A Complete Fruit Fly Brain Simulation Now Controls a Virtual Body
A 125,000-neuron digital brain, built from a real connectome, now autonomously drives a simulated fly's behaviors.
Eon Systems has achieved a significant milestone in computational neuroscience by demonstrating a complete, biologically-accurate fruit fly brain simulation that controls a physics-based virtual body in a closed-loop system. The model is based on the FlyWire connectome—a detailed map of neural wiring—and contains over 125,000 neurons and 50 million synaptic connections. Led by senior scientist Philip Shiu, the team used machine learning to predict neurotransmitter identities, creating a functional digital twin of the Drosophila melanogaster brain. This work moves beyond static anatomical maps into the realm of interactive digital organisms.

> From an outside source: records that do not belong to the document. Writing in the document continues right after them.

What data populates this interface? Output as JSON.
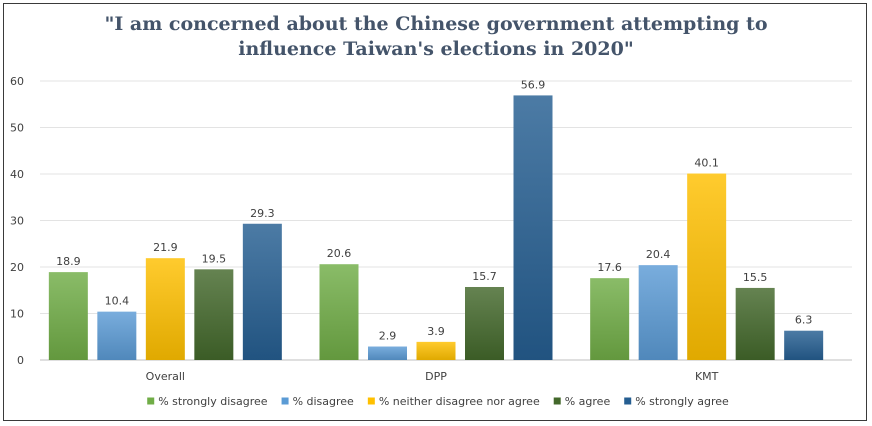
{
  "chart_data": {
    "type": "bar",
    "title_line1": "\"I am concerned about the Chinese government attempting to",
    "title_line2": "influence Taiwan's elections in 2020\"",
    "categories": [
      "Overall",
      "DPP",
      "KMT"
    ],
    "series": [
      {
        "name": "% strongly disagree",
        "values": [
          18.9,
          20.6,
          17.6
        ],
        "color": "#70ad47"
      },
      {
        "name": "% disagree",
        "values": [
          10.4,
          2.9,
          20.4
        ],
        "color": "#5b9bd5"
      },
      {
        "name": "% neither disagree nor agree",
        "values": [
          21.9,
          3.9,
          40.1
        ],
        "color": "#ffc000"
      },
      {
        "name": "% agree",
        "values": [
          19.5,
          15.7,
          15.5
        ],
        "color": "#43682b"
      },
      {
        "name": "% strongly agree",
        "values": [
          29.3,
          56.9,
          6.3
        ],
        "color": "#255e91"
      }
    ],
    "yticks": [
      0,
      10,
      20,
      30,
      40,
      50,
      60
    ],
    "ylim": [
      0,
      60
    ],
    "grid": true,
    "legend_position": "bottom"
  }
}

Previously, the 2024 brain model was a brain without a body, capable of simulating activity but not interacting with an environment. The new demonstration bridges this gap by connecting the neural model to a simulated fly body using the MuJoCo physics engine, commonly used in robotics. The virtual fly now exhibits complex, emergent behaviors like walking, grooming, and feeding. Critically, these actions are not pre-programmed animations but arise from the brain model's own neural circuits processing simulated sensory input, such as the presence of virtual sugar, and generating appropriate motor outputs.
This integration represents a unique synthesis of two previously separate research tracks: detailed connectome mapping and realistic embodied simulation. It provides a powerful new platform for testing hypotheses about how specific neural circuits generate behavior, offering insights that could eventually inform the development of more efficient, brain-inspired AI architectures and advance our understanding of biological intelligence.

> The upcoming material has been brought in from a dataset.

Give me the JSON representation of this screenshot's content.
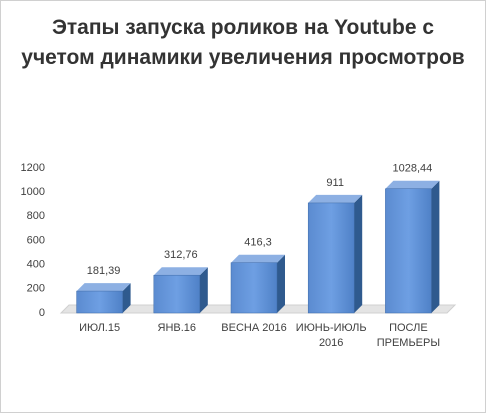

- The simulation is based on the real FlyWire connectome, containing over 125,000 neurons and 50 million synapses.
- It uses the MuJoCo physics engine to create a closed-loop system where the brain model controls a virtual body, generating autonomous behaviors like walking and feeding.
- This marks a shift from static brain maps to interactive digital organisms, enabling new research into how neural circuits produce behavior.
Why It Matters
This platform enables unprecedented testing of neural circuit theories and could inform the development of more efficient, brain-inspired AI systems.